Séisme : Pourquoi le Maroc ne répond-il pas à l’offre d’aide de la France ?
L’offre d’aide humanitaire française aux victimes
du séisme marocain attend toujours le feu vert de Rabat là où l’Espagne
a pu envoyer des sauveteurs sur place. La brouille franco-marocaine
est-elle passée par là ?
Les
grandes catastrophes humanitaires sont parfois l’occasion de dépasser
les antagonismes entre les nations. Mais elles peuvent être aussi des
rendez-vous manqués.
Le
séisme qui a frappé le Maroc dans la nuit de vendredi a eu un écho très
important en France, non seulement en raison d’une importante
communauté franco-marocaine, mais simplement d’une proximité humaine
entre la France et son ancien protectorat maghrébin.
Et
pourtant, plus de 48 heures après la catastrophe, les offres d’aide
lancées par le gouvernement français, et par Emmanuel Macron lui-même,
n’avaient toujours pas reçu de réponse de Rabat. Le Maroc a pourtant,
dans le même temps, donné son feu vert à des secours du Qatar, de
Tunisie, du Royaume Uni et d’Espagne. Les sauveteurs militaires
espagnols étaient déjà sur place hier.
La
France a pourtant un savoir-faire et des moyens incontestables en
matière de secours, et s’il y a un domaine dans lequel chaque minute
compte, c’est bien la recherche de survivants. Or les équipes
françaises, les chiens et le matériel, sont toujours en attente du top
départ sur le sol français. Les Américains sont dans la même situation.
Les
officiels français tentent de minimiser le problème, Nicolas ; ils font
état du souci marocain d’éviter un engorgement de l’aide
internationale, et font valoir que peu de pays ont été sollicités.
Mais
dimanche, de New Delhi où il participait au G20, Emmanuel Macron disait
qu’« à la seconde où cette aide sera demandée, elle sera déployée et
nous nous tenons prêts ». Plus de 24 heures ont passé depuis.
Il
y a un moment où l’explication commence à devenir politique. On le
sait, les relations entre Rabat et Paris sont mauvaises depuis un
moment. On en avait eu un exemple en mars, lorsqu’Emmanuel Macron avait
déclaré que ses relations avec le roi Mohamed VI était amicales. Rabat
avait aussitôt rétorqué : « Les relations ne sont ni amicales ni bonnes,
pas plus entre les deux gouvernements qu’entre le Palais royal et
l’Élysée ». Difficile d’être plus brutal.
Vendredi,
quelques heures seulement avant le séisme, un site marocain bien en
cour se voulait positif. Mais le séisme n’a pas laissé le temps à ces
espoirs d’aboutir.
L’article
s’appuyait sur la visite privée en France du roi Mohamed VI, et c’est
en effet en à Paris que le séisme a surpris le souverain chérifien. Il
faisait valoir qu’un appel ou une rencontre entre le roi et le président
français pourraient lever les malentendus. Le souverain et le président
se sont bien parlé, mais sans résultat apparent.
Il
faut dire que l’article fixait des conditions qui semblent encore
impossibles à Paris : la reconnaissance de la souveraineté du Maroc sur
le Sahara ex-espagnol, vieux contentieux international des années 70.

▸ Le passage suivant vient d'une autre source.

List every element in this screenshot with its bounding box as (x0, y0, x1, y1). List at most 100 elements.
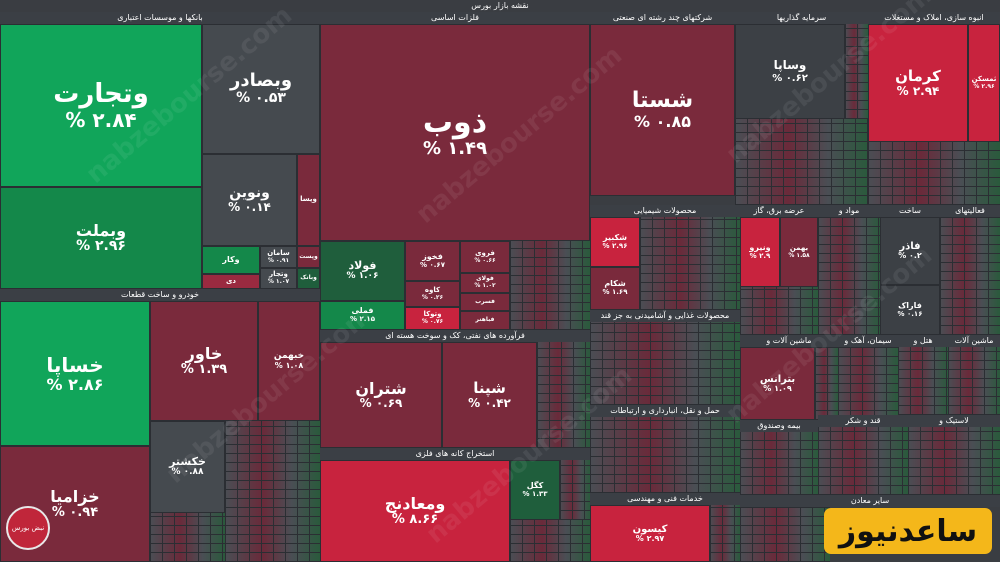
tile-fesorb[interactable]: فسرب (460, 293, 510, 311)
sector-plastic-header: لاستیک و (908, 415, 1000, 427)
tile-name: فسرب (475, 297, 495, 305)
sector-services: فعالیتهای (940, 205, 1000, 335)
tile-vniroo[interactable]: ونیرو ۲.۹ % (740, 217, 780, 287)
sector-utility: عرضه برق، گاز ونیرو ۲.۹ % بهمن ۱.۵۸ % (740, 205, 818, 335)
tile-pct: ۱.۰۶ % (346, 271, 379, 282)
tile-kave[interactable]: کاوه ۰.۲۶ % (405, 281, 460, 307)
tile-pct: ۰.۱۴ % (228, 200, 271, 215)
tile-pct: ۰.۸۸ % (171, 467, 204, 478)
tile-name: ونیرو (749, 242, 771, 252)
tile-pct: ۰.۴۲ % (468, 395, 511, 410)
tile-foolad[interactable]: فولاد ۱.۰۶ % (320, 241, 405, 301)
tile-pct: ۲.۹ % (749, 251, 771, 260)
sector-chemical-header: محصولات شیمیایی (590, 205, 740, 217)
sector-machinery2: ماشین آلات (948, 335, 1000, 415)
tile-pct: ۰.۵۳ % (236, 90, 286, 107)
tile-name: خبهمن (273, 350, 305, 361)
food-small-tiles (590, 322, 740, 405)
tile-betrans[interactable]: بترانس ۱.۰۹ % (740, 347, 815, 420)
tile-pct: ۰.۹۱ % (267, 256, 290, 264)
sector-engineering: خدمات فنی و مهندسی کیسون ۲.۹۷ % (590, 493, 740, 562)
tile-foolai[interactable]: فولای ۱.۰۲ % (460, 273, 510, 293)
tile-vsapa[interactable]: وساپا ۰.۶۲ % (735, 24, 845, 119)
tile-vtejarat[interactable]: وتجارت ۲.۸۴ % (0, 24, 202, 187)
sector-construction-header: ساخت (880, 205, 940, 217)
tile-pct: ۱.۳۹ % (180, 361, 228, 377)
tile-dey[interactable]: دی (202, 274, 260, 289)
tile-name: وپسا (300, 195, 317, 204)
tile-vmaaden[interactable]: ومعادنج ۸.۶۶ % (320, 460, 510, 562)
mining-small-tiles (510, 520, 590, 562)
tile-farak[interactable]: فاراک ۰.۱۶ % (880, 285, 940, 335)
tile-name: بهمن (789, 243, 809, 252)
minerals-small-tiles (740, 507, 830, 562)
sector-insurance-header: بیمه وصندوق (740, 420, 818, 432)
tile-name: کرمان (895, 67, 941, 86)
tile-vnovin[interactable]: ونوین ۰.۱۴ % (202, 154, 297, 246)
insurance-small-tiles (740, 432, 818, 495)
tile-vkaraz[interactable]: وکار (202, 246, 260, 274)
tile-name: خاور (185, 344, 223, 364)
investment-small-tiles (735, 119, 868, 205)
tile-name: شکبیر (602, 232, 628, 242)
tile-pct: ۰.۹۴ % (51, 504, 99, 520)
tile-shkam[interactable]: شکام ۱.۶۹ % (590, 267, 640, 310)
tile-name: ومعادنج (384, 494, 446, 514)
machinery-small-tiles (815, 347, 838, 420)
tile-vpasar[interactable]: وپسا (297, 154, 320, 246)
tile-fravi[interactable]: فروی ۰.۶۶ % (460, 241, 510, 273)
tile-vbank[interactable]: وبانک (297, 268, 320, 289)
sector-transport-header: حمل و نقل، انبارداری و ارتباطات (590, 405, 740, 417)
tile-name: وتجارت (53, 79, 149, 110)
tile-name: ذوب (422, 105, 488, 141)
sector-sugar-header: قند و شکر (818, 415, 908, 427)
tile-bahman[interactable]: بهمن ۱.۵۸ % (780, 217, 818, 287)
tile-name: شتران (355, 378, 407, 398)
sector-plastic: لاستیک و (908, 415, 1000, 495)
tile-kerman[interactable]: کرمان ۲.۹۴ % (868, 24, 968, 142)
tile-name: وساپا (773, 58, 807, 73)
tile-shpena[interactable]: شپنا ۰.۴۲ % (442, 342, 537, 448)
tile-saman[interactable]: سامان ۰.۹۱ % (260, 246, 297, 268)
tile-vtejar[interactable]: وتجار ۱.۰۷ % (260, 268, 297, 289)
tile-shetran[interactable]: شتران ۰.۶۹ % (320, 342, 442, 448)
tile-kegol[interactable]: کگل ۱.۳۳ % (510, 460, 560, 520)
tile-fkhooz[interactable]: فخوز ۰.۶۷ % (405, 241, 460, 281)
tile-pct: ۱.۰۲ % (474, 282, 496, 289)
petro-small-tiles (537, 342, 590, 448)
tile-shasta[interactable]: شستا ۰.۸۵ % (590, 24, 735, 196)
tile-pct: ۲.۱۵ % (350, 315, 375, 324)
sector-cement: سیمان، آهک و (838, 335, 898, 420)
tile-fameli[interactable]: فملی ۲.۱۵ % (320, 301, 405, 330)
tile-khkashtar[interactable]: خکشتر ۰.۸۸ % (150, 421, 225, 513)
tile-khsapa[interactable]: خساپا ۲.۸۶ % (0, 301, 150, 446)
tile-tesmekan[interactable]: ثمسکن ۲.۹۶ % (968, 24, 1000, 142)
tile-pct: ۸.۶۶ % (391, 511, 439, 527)
tile-vbmellat[interactable]: وبملت ۲.۹۶ % (0, 187, 202, 289)
sector-hotel-header: هتل و (898, 335, 948, 347)
tile-name: فملی (351, 306, 374, 316)
sector-multi-header: شرکتهای چند رشته ای صنعتی (590, 12, 735, 24)
sector-auto-header: خودرو و ساخت قطعات (0, 289, 320, 301)
sector-cement-header: سیمان، آهک و (838, 335, 898, 347)
tile-vtoka[interactable]: وتوکا ۰.۷۶ % (405, 307, 460, 330)
tile-vbsader[interactable]: وبصادر ۰.۵۳ % (202, 24, 320, 154)
tile-pct: ۰.۱۶ % (897, 309, 923, 318)
sector-sugar: قند و شکر (818, 415, 908, 495)
sector-insurance: بیمه وصندوق (740, 420, 818, 495)
transport-small-tiles (590, 417, 740, 493)
tile-vpost[interactable]: وپست (297, 246, 320, 268)
tile-name: شپنا (473, 379, 506, 398)
chemical-small-tiles (640, 217, 740, 310)
tile-khbahman[interactable]: خبهمن ۱.۰۸ % (258, 301, 320, 421)
tile-pct: ۱.۰۸ % (274, 360, 304, 370)
sector-petro: فرآورده های نفتی، کک و سوخت هسته ای شترا… (320, 330, 590, 448)
tile-name: شستا (631, 88, 694, 114)
engineering-small-tiles (710, 505, 740, 562)
tile-khavar[interactable]: خاور ۱.۳۹ % (150, 301, 258, 421)
tile-kaisun[interactable]: کیسون ۲.۹۷ % (590, 505, 710, 562)
tile-fbahonar[interactable]: فباهنر (460, 311, 510, 330)
tile-zob[interactable]: ذوب ۱.۴۹ % (320, 24, 590, 241)
tile-fazar[interactable]: فاذر ۰.۲ % (880, 217, 940, 285)
tile-shakbar[interactable]: شکبیر ۲.۹۶ % (590, 217, 640, 267)
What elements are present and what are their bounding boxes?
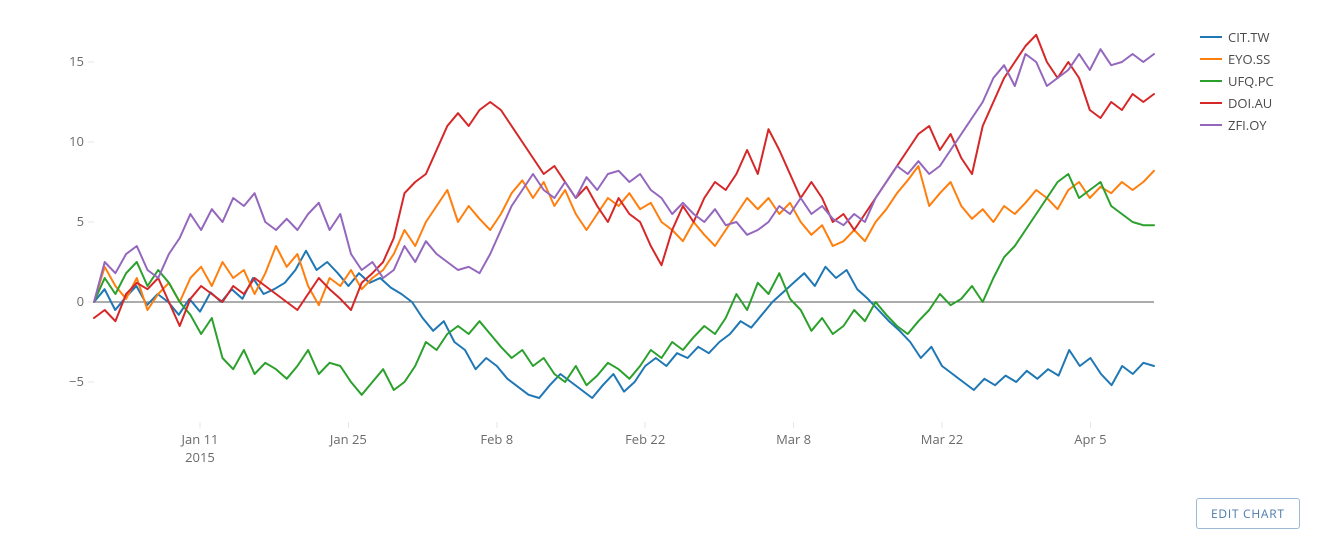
y-axis-tick-label: 10 xyxy=(69,132,84,150)
x-axis-tick-label: Apr 5 xyxy=(1074,430,1106,448)
legend-swatch xyxy=(1200,36,1222,38)
edit-chart-button[interactable]: EDIT CHART xyxy=(1196,498,1300,529)
y-axis-tick-label: −5 xyxy=(69,372,84,390)
series-line xyxy=(94,166,1154,310)
series-line xyxy=(94,35,1154,326)
x-axis-tick-label: Feb 8 xyxy=(480,430,513,448)
legend-label: CIT.TW xyxy=(1228,28,1270,46)
legend-swatch xyxy=(1200,58,1222,60)
legend-item[interactable]: EYO.SS xyxy=(1200,48,1274,70)
chart-legend: CIT.TW EYO.SS UFQ.PC DOI.AU ZFI.OY xyxy=(1200,26,1274,136)
x-axis-tick-label: Mar 22 xyxy=(921,430,963,448)
legend-label: DOI.AU xyxy=(1228,94,1272,112)
edit-chart-button-label: EDIT CHART xyxy=(1211,505,1285,522)
legend-swatch xyxy=(1200,102,1222,104)
line-chart: −5 0 5 10 15 Jan 112015 Jan 25 Feb 8 Feb 22 Mar 8… xyxy=(0,0,1344,555)
x-axis-tick-label: Jan 11 xyxy=(180,430,219,448)
y-axis-tick-label: 5 xyxy=(77,212,84,230)
legend-label: UFQ.PC xyxy=(1228,72,1274,90)
legend-swatch xyxy=(1200,124,1222,126)
x-axis-sub-label: 2015 xyxy=(185,448,215,466)
y-axis-tick-label: 0 xyxy=(77,292,84,310)
legend-item[interactable]: DOI.AU xyxy=(1200,92,1274,114)
legend-item[interactable]: CIT.TW xyxy=(1200,26,1274,48)
x-axis-tick-label: Jan 25 xyxy=(328,430,367,448)
legend-item[interactable]: UFQ.PC xyxy=(1200,70,1274,92)
series-line xyxy=(94,49,1154,302)
legend-item[interactable]: ZFI.OY xyxy=(1200,114,1274,136)
legend-label: ZFI.OY xyxy=(1228,116,1267,134)
legend-swatch xyxy=(1200,80,1222,82)
y-axis-tick-label: 15 xyxy=(69,52,84,70)
legend-label: EYO.SS xyxy=(1228,50,1270,68)
x-axis-tick-label: Feb 22 xyxy=(625,430,665,448)
x-axis-tick-label: Mar 8 xyxy=(776,430,811,448)
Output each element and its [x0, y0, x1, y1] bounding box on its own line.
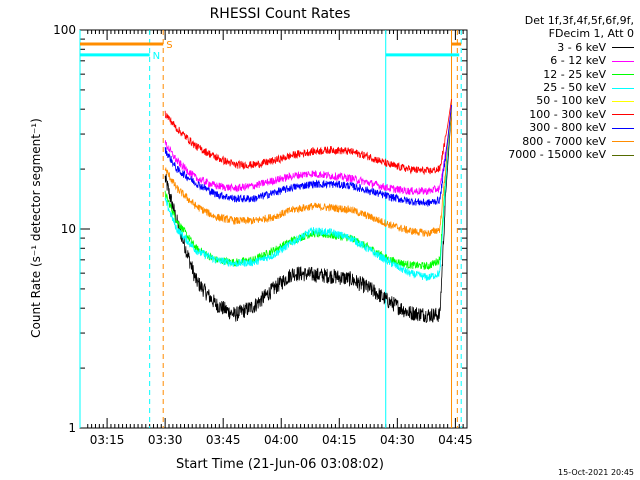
timestamp-footer: 15-Oct-2021 20:45: [558, 468, 634, 477]
legend-item: 300 - 800 keV: [464, 121, 634, 134]
legend-swatch: [612, 74, 634, 76]
legend-item: 12 - 25 keV: [464, 68, 634, 81]
legend-item: 50 - 100 keV: [464, 94, 634, 107]
x-axis-label: Start Time (21-Jun-06 03:08:02): [176, 457, 384, 472]
legend-swatch: [612, 154, 634, 156]
attenuator-state-bars: NS: [80, 40, 462, 62]
legend-swatch: [612, 60, 634, 62]
legend: Det 1f,3f,4f,5f,6f,9f, FDecim 1, Att 0 3 …: [464, 14, 634, 161]
state-label: N: [153, 51, 160, 62]
series-lines: [164, 98, 452, 324]
series-line: [164, 98, 452, 175]
y-tick-label: 100: [53, 23, 76, 37]
series-line: [164, 109, 452, 237]
series-line: [164, 109, 452, 324]
series-line: [164, 104, 452, 207]
x-tick-label: 04:30: [380, 433, 415, 447]
legend-label: 100 - 300 keV: [529, 107, 606, 121]
y-tick-label: 1: [68, 421, 76, 435]
legend-swatch: [612, 127, 634, 129]
x-tick-label: 03:30: [148, 433, 183, 447]
chart-title: RHESSI Count Rates: [210, 6, 351, 22]
legend-label: 6 - 12 keV: [550, 54, 606, 68]
y-tick-label: 10: [61, 222, 76, 236]
legend-label: 12 - 25 keV: [543, 67, 606, 81]
x-tick-label: 04:45: [438, 433, 473, 447]
legend-item: 100 - 300 keV: [464, 108, 634, 121]
legend-label: 7000 - 15000 keV: [508, 148, 606, 162]
y-axis-label: Count Rate (s⁻¹ detector segment⁻¹): [29, 118, 43, 338]
legend-label: 300 - 800 keV: [529, 121, 606, 135]
legend-item: 800 - 7000 keV: [464, 135, 634, 148]
legend-label: 50 - 100 keV: [536, 94, 606, 108]
legend-header-line: FDecim 1, Att 0: [548, 27, 634, 41]
series-line: [164, 104, 452, 196]
vertical-markers: [79, 30, 462, 428]
legend-swatch: [612, 47, 634, 49]
legend-item: 25 - 50 keV: [464, 81, 634, 94]
legend-label: 800 - 7000 keV: [522, 134, 606, 148]
legend-swatch: [612, 87, 634, 89]
plot-axes: 1 10 100 03:15 03:30 03:45 04:00 04:15 04:30 04:4…: [53, 23, 473, 447]
state-label: S: [166, 40, 172, 51]
legend-swatch: [612, 141, 634, 143]
series-line: [164, 109, 452, 282]
legend-item: 6 - 12 keV: [464, 54, 634, 67]
x-tick-label: 03:45: [206, 433, 241, 447]
x-tick-label: 04:15: [322, 433, 357, 447]
legend-item: 3 - 6 keV: [464, 41, 634, 54]
legend-swatch: [612, 100, 634, 102]
x-tick-label: 03:15: [90, 433, 125, 447]
legend-swatch: [612, 114, 634, 116]
legend-label: 25 - 50 keV: [543, 81, 606, 95]
legend-header-line: Det 1f,3f,4f,5f,6f,9f,: [524, 14, 634, 27]
x-tick-label: 04:00: [264, 433, 299, 447]
plot-frame: [79, 29, 468, 429]
legend-label: 3 - 6 keV: [557, 40, 606, 54]
legend-item: 7000 - 15000 keV: [464, 148, 634, 161]
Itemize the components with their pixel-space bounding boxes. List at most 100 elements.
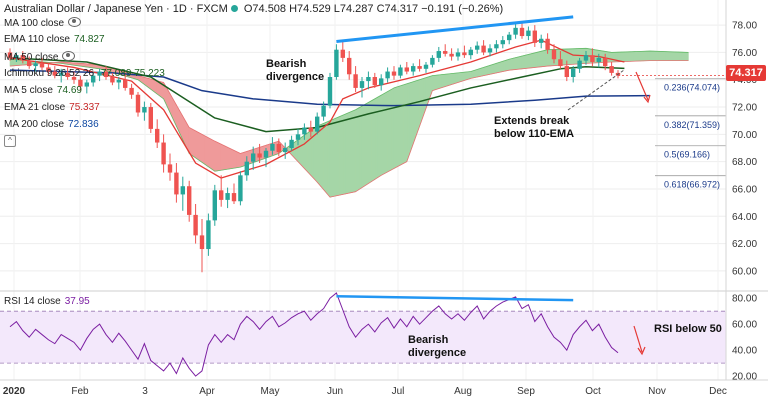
candle-body <box>212 190 217 221</box>
cloud-segment <box>300 134 305 170</box>
price-tick-label: 66.00 <box>732 184 757 195</box>
time-tick-label: 3 <box>142 386 148 397</box>
candle-body <box>583 55 589 61</box>
cloud-segment <box>307 130 312 177</box>
cloud-segment <box>352 109 356 193</box>
cloud-segment <box>329 118 334 198</box>
cloud-segment <box>451 72 456 85</box>
candle-body <box>577 60 582 69</box>
cloud-segment <box>355 107 360 193</box>
cloud-segment <box>489 63 494 75</box>
cloud-segment <box>540 50 545 68</box>
candle-body <box>564 66 569 77</box>
cloud-segment <box>374 96 379 180</box>
legend-item: EMA 21 close 75.337 <box>4 102 100 114</box>
cloud-segment <box>611 51 616 63</box>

Les États-Unis et l’Espagne ont cédé à la pression marocaine ; mais la
France ne veut pas faire un geste qui serait reçu comme une déclaration
de guerre à Alger.
L’autre
contentieux est plus facile, la question des restrictions sur les visas
pour la France : Emmanuel Macron a fait un mea culpa public, en
estimant que cette politique, inspirée par le ministère de l’Intérieur, a
été contre-productive. Il a laissé entendre un réaménagement.
Mais
la visite du roi s’est brutalement achevée sans la percée espérée. En
ne saisissant pas rapidement l’offre d’aide de la France, le Maroc
a-t-il réellement des difficultés d’organisation ? Ou a-t-il choisi de
démontrer son émancipation vis-à-vis de l’ancien maître colonial ? Quoi
qu’il en soit, il sera toujours temps de se réconcilier plus tard.